WestWacker's Rule 59(e) motion does not present this court with any manifest errors of fact or law, nor does it present newly discovered evidence. Rather, it reiterates its prior position in its motion for summary judgment that the Consent Agreement was ambiguous and it argues a new position that the extrinsic evidence the court used to determine the intent of the parties created a question of fact. A Rule 59(e) motion does not allow parties to "rehash previously rejected arguments," and it "does not allow parties to present new arguments." Evans v. Ashburn, 67 Fed.Appx. 938, 939 (7th Cir. 2003); Anderson v. Flexel, Inc., 47 F.3d 243, 247 (7th Cir. 1995). WestWacker previously argued that the Consent Agreement was unambiguous and its attempt to argue the same in its Rule 59(e) motion is improper.

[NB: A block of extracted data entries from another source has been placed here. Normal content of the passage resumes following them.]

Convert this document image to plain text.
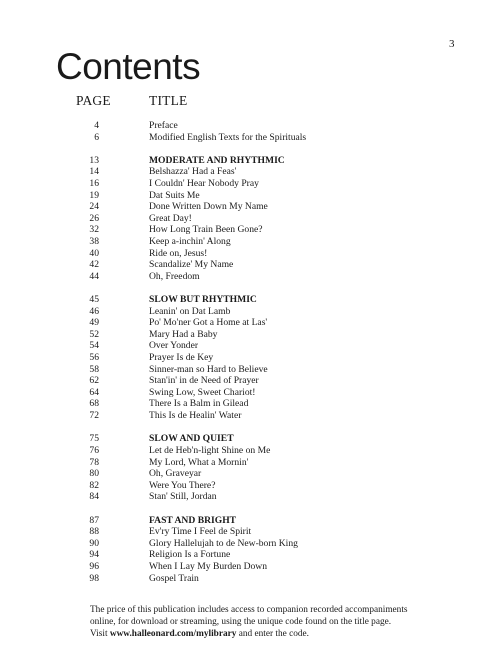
3
Contents
PAGE	TITLE
4	Preface
6	Modified English Texts for the Spirituals
13	MODERATE AND RHYTHMIC
14	Belshazza' Had a Feas'
16	I Couldn' Hear Nobody Pray
19	Dat Suits Me
24	Done Written Down My Name
26	Great Day!
32	How Long Train Been Gone?
38	Keep a-inchin' Along
40	Ride on, Jesus!
42	Scandalize' My Name
44	Oh, Freedom
45	SLOW BUT RHYTHMIC
46	Leanin' on Dat Lamb
49	Po' Mo'ner Got a Home at Las'
52	Mary Had a Baby
54	Over Yonder
56	Prayer Is de Key
58	Sinner-man so Hard to Believe
62	Stan'in' in de Need of Prayer
64	Swing Low, Sweet Chariot!
68	There Is a Balm in Gilead
72	This Is de Healin' Water
75	SLOW AND QUIET
76	Let de Heb'n-light Shine on Me
78	My Lord, What a Mornin'
80	Oh, Graveyar
82	Were You There?
84	Stan' Still, Jordan
87	FAST AND BRIGHT
88	Ev'ry Time I Feel de Spirit
90	Glory Hallelujah to de New-born King
94	Religion Is a Fortune
96	When I Lay My Burden Down
98	Gospel Train

The price of this publication includes access to companion recorded accompaniments

online, for download or streaming, using the unique code found on the title page.

Visit www.halleonard.com/mylibrary and enter the code.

WestWacker's attempt to present a new argument in its Rule 59(e) motion is also not proper. WestWacker submits that even though it did not present an extrinsic evidence argument in its cross-motion for summary judgment, it should be allowed to present it now because our ruling was "outside the adversarial issues presented to the Court by the parties." WestWacker contends that because Pacific never argued that the Consent Agreement was ambiguous, it never had the chance to argue that the extrinsic evidence the court reviewed in determining the parties' intent created a genuine issue of material fact. WestWacker's argument is not accurate; Pacific did contend that the language of the Consent Agreement was ambiguous. As such, WestWacker had an opportunity to argue its current position regarding the extrinsic evidence the court reviewed in its cross-motion for summary judgment. Our ruling was not outside the adversarial issues presented to the Court by the parties and WestWacker's attempt to bring the argument now is inconsistent with Rule 59(e).
For the foregoing reasons, WestWacker's motion to alter or amend judgment pursuant to Fed.R.Civ.P. 59(e) is denied.